LOL. Yes, it is “your opinion.”
Meanwhile, according to the word of God, not so much.***
According to the Bible, history and the Church that Jesus formed, it is entirely accurate. According to religions made from the splinters of splinters of splinters of splinters from the true Church, not so much.
***He founded the one true church, consisting of His sheep. We gather in local churches and call them we may.
AMEN.***
Splitters and quitters don’t get to make the rules, however much the men who founded them would like to do so. The only difference that I can see between the founders of your cult and Joseph Smith is that JS had a much greater imagination.
Thank you.
I knew you were twisting my words, but I did not know how.
My statement in 185 (”You cited four passages from Scripture. None of them say ‘filled with grace.’”) is undeniable. Neither is the phrase “filled with grace” used in those passages nor is the word “Kecharitomene” used in the original Greek.
Recall that your post with the four bible passages was a challenge in #132 to “Please quote even one other line where any biblical figure Mary were called Full of Grace, let alone by an angel.”
You did not, and I pointed that out.
If you want to skate past that by changing the challenge to “the meaning of all those verses,” well, I suppose in doing so admit the poverty of your original response to the challenge.
The church is made up of all Bible-believing Christians who kneel to none but Christ.
It is to weep.
I invite you to read 203.
So, what's new?

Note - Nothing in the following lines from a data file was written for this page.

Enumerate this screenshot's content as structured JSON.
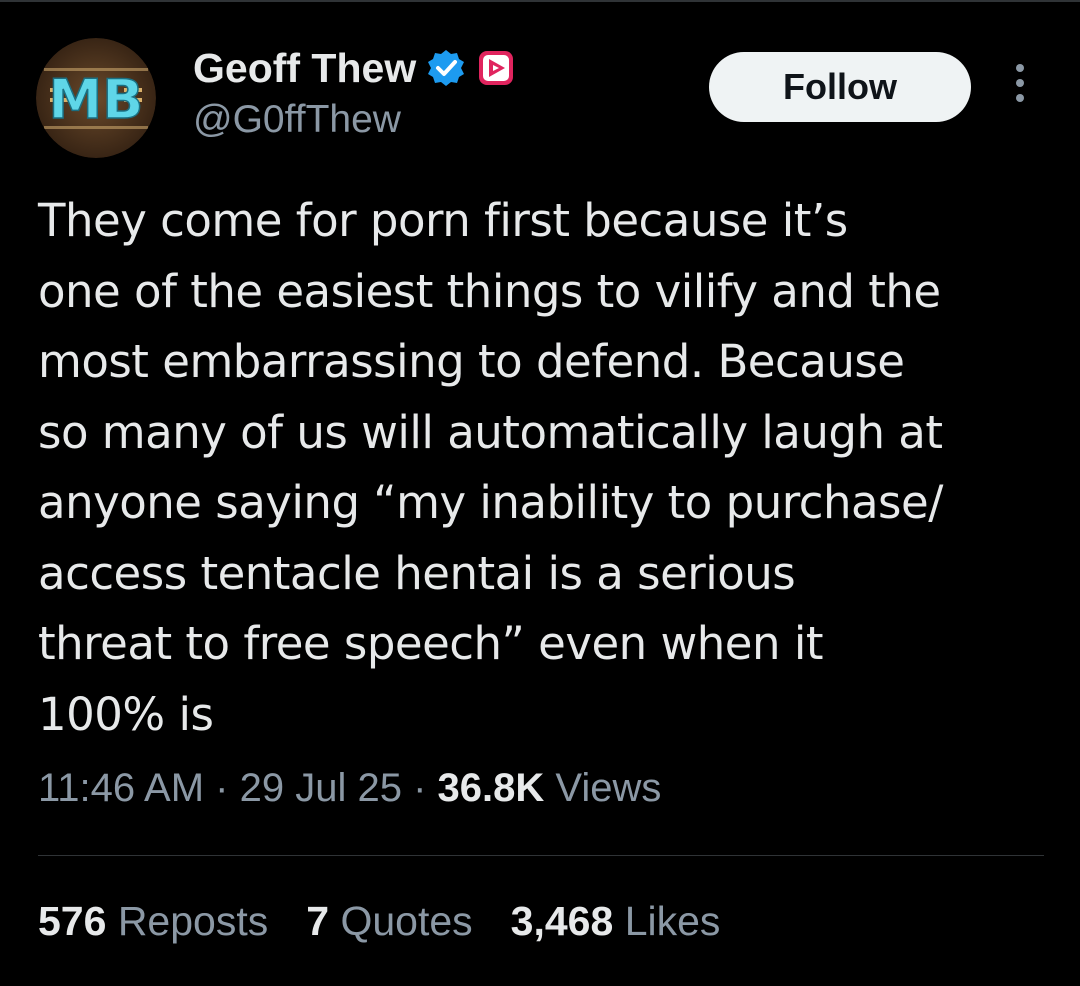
{
  "author": {
    "display_name": "Geoff Thew",
    "handle": "@G0ffThew",
    "avatar_text": "MB",
    "verified_badge_icon": "verified-badge-icon",
    "affiliate_badge_icon": "play-badge-icon"
  },
  "actions": {
    "follow_label": "Follow",
    "more_icon": "more-vertical-icon"
  },
  "tweet": {
    "text": "They come for porn first because it’s\none of the easiest things to vilify and the\nmost embarrassing to defend. Because\nso many of us will automatically laugh at\nanyone saying “my inability to purchase/\naccess tentacle hentai is a serious\nthreat to free speech” even when it\n100% is"
  },
  "meta": {
    "time": "11:46 AM",
    "sep1": "·",
    "date": "29 Jul 25",
    "sep2": "·",
    "views_count": "36.8K",
    "views_label": "Views"
  },
  "stats": {
    "reposts_count": "576",
    "reposts_label": "Reposts",
    "quotes_count": "7",
    "quotes_label": "Quotes",
    "likes_count": "3,468",
    "likes_label": "Likes"
  },
  "colors": {
    "background": "#000000",
    "text": "#e7e9ea",
    "muted": "#8b98a5",
    "verified": "#1d9bf0",
    "affiliate": "#e0245e"
  }
}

It's getting to be the standard. If they've lost the discussion, twist into something else.
That gift denies the many and minifold errors of Rome whose fruit is available for all to see.
Rome encourages its members to...
1) "fall down to the stock of a tree"
2) view its priestcraft as "another Christ"
3) believe Mary is a "co-Redeemer" and a "dispensatrix of all grace"
4) "worship the Eucharist"
5) embrace the "vain janglings" of the concocted fictions of purgatory and limbo and baptismal regeneration
6) consider decaying relics as talismen of holiness
7) pray to dead people
8) acknowledge other mediators between God and man other than the one mediator, Christ Jesus
9) consider the pope as "infallible" in matters of religion when no man is infallible but Christ...
The list of errors seems endless.
Meanwhile, we Bible-believing Christians are content to receive the word of God and the power of God, as we have for 2,000 years...
"Be not afraid; only believe." -- Mark 5:36
1) Are you filled with grace?
2) Are Christians filled with grace?
***The church is made up of all Bible-believing Christians who kneel to none but Christ.***
Christ? Who or what is Christ to the Reformers? I read the WCF and I find a Christ almost as unrecongizable as the Christ that Joseph Smith peddled. Almost, not quite.
The Church is made up of all those who belong to the entity that Jesus founded and the Holy Spirit commissioned, not anyone who comes up with cherry picked phrases and unrelated Bible quotes.
Catholics are Bible-believing Christians.
Are Christians filled with grace by God?
Caught in a flagrant distortion of my words, you push on, hoping it goes unnoticed.
Despite my grammatical shortcomings in 229, my point is still obvious to all who read this. Your distortion is being noticed.
That's not a personal opinion. That's empirical fact.